Mangiare la giusta quantità di cibo: come fare

Una porzione al giorno di legumi per dimagrireUna porzione al giorno di legumi per dimagrire

Secondo uno studio pubblicato in questi giorni dalla British Nutrition Foundation, per alimentarsi correttamente e non incorrere in problemi di sovrappeso, occorre misurare correttamente le quantità di cibo.

Nelle società moderne il rischio maggiore è quello di sovrastimare il nostro fabbisogno energetico, eccedendo nell’apporto di quello che mangiamo che non riusciamo facilmente a bruciare, sia perché ci nutriamo di cibi ipercalorici, sia perché abbiamo ridotto notevolmente l’attività fisica.

La ricerca ha infatti evidenziato che nel Regno Unito gli adulti consumano circa 200-300 kcal in più del proprio fabbisogno giornaliero. Le motivazioni vanno anche ad essere ricercate in un aspetto sino a questo momento sottovalutato e cioè la quantità.

Questa non è facilmente valutabile, non si può assegnare ad ognuno di noi una quantità fissa di quell’alimento piuttosto che di un altro, si possono semplicemente calcolare delle proporzioni che devono poi essere adattata a ciascuno di noi sulla base delle proprie esigenze personali.

Discorso diverso sarebbe quello di stilare una guida di alimenti sani e consigliabili e questo è già più semplice poiché dipende meno dalle variazioni individuali; invece le porzioni di cibo implicano la conoscenza specifica del fabbisogno energetico e delle abitudini del singolo oltrechè della propria costituzione.

Riuscire a stimare esattamente la giusta porzione sarebbe un grosso vantaggio per il consumatore che diventerebbe consapevole ed attento al suo approvvigionamento, ma allo stesso modo fornirebbe un valido aiuto all’industria alimentare per lo sviluppo del prodotto e delle linee guida tradizionali e per la successiva comunicazione ai consumatori.
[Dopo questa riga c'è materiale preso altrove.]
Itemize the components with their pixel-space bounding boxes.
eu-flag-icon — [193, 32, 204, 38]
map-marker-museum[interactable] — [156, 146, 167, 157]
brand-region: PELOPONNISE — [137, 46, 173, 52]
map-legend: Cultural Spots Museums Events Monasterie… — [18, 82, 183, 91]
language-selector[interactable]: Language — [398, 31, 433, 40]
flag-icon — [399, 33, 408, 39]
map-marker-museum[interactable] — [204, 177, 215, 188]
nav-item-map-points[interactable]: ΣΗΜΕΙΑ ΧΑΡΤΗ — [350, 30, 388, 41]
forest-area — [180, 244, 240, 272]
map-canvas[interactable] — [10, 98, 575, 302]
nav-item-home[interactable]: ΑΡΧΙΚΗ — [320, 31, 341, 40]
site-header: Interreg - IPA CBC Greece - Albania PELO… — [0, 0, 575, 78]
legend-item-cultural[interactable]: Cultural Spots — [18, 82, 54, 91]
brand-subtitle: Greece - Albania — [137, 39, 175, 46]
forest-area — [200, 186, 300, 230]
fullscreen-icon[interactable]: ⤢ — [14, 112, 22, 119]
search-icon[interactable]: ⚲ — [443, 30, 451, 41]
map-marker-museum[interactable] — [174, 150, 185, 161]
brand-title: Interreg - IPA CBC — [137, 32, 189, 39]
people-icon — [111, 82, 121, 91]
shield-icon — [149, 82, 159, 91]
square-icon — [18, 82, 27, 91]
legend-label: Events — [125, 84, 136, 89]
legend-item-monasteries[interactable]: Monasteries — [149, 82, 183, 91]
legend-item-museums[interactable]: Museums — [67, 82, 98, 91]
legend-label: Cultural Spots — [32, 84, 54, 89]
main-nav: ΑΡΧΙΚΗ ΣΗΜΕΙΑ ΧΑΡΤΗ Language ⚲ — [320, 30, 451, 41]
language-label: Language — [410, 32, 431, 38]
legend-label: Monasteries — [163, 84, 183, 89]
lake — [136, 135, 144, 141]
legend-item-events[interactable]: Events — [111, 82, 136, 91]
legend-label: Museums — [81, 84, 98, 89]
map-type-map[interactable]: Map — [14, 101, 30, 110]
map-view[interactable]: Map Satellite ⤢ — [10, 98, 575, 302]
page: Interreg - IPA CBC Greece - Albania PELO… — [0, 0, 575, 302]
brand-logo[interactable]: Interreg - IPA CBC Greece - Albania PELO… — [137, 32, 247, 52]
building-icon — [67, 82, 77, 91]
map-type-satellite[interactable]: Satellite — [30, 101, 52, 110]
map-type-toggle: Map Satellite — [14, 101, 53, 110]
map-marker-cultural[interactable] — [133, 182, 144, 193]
La rivista Metro UK svela che le porzioni giuste si possono calcolare in modo semplice utilizzando le proprie mani in modo da essere certi di tenere in considerazione le proprie caratteristiche fisiche.

Non ci sarà più bisogno della bilancia: per preparare una porzione di spaghetti, basterà misurare la quantità di pasta contenuta tra indice e pollice chiusi ad anello; la patata al forno giusta per noi dovrà essere grande quanto il nostro pugno oppure la quantità di cereali per la nostra colazione pari a tre manciate.

La fetta di carne ideale sarà grande quanto il palmo della mano e spessa quanto un mazzo di carte; anche il pesce, purchè magro troverà la sua porzione ideale paragonando la sua quantità alla dimensione della nostra mano stesa con le dita allungate.

La verdura e la frutta saranno contenute in entrambe le mani messe a coppa , avremo così all’incirca 80 g. di alimento che potremo suddividere nell’arco della giornata.

Anche la quantità ideale di frutta secca da consumare nell’arco della giornata sarà contenuta nel palmo della mano, mentre per le torte ci dovremo accontentare di accostare i due indici per avere la giusta quantità, che corrisponderà a 180 calorie.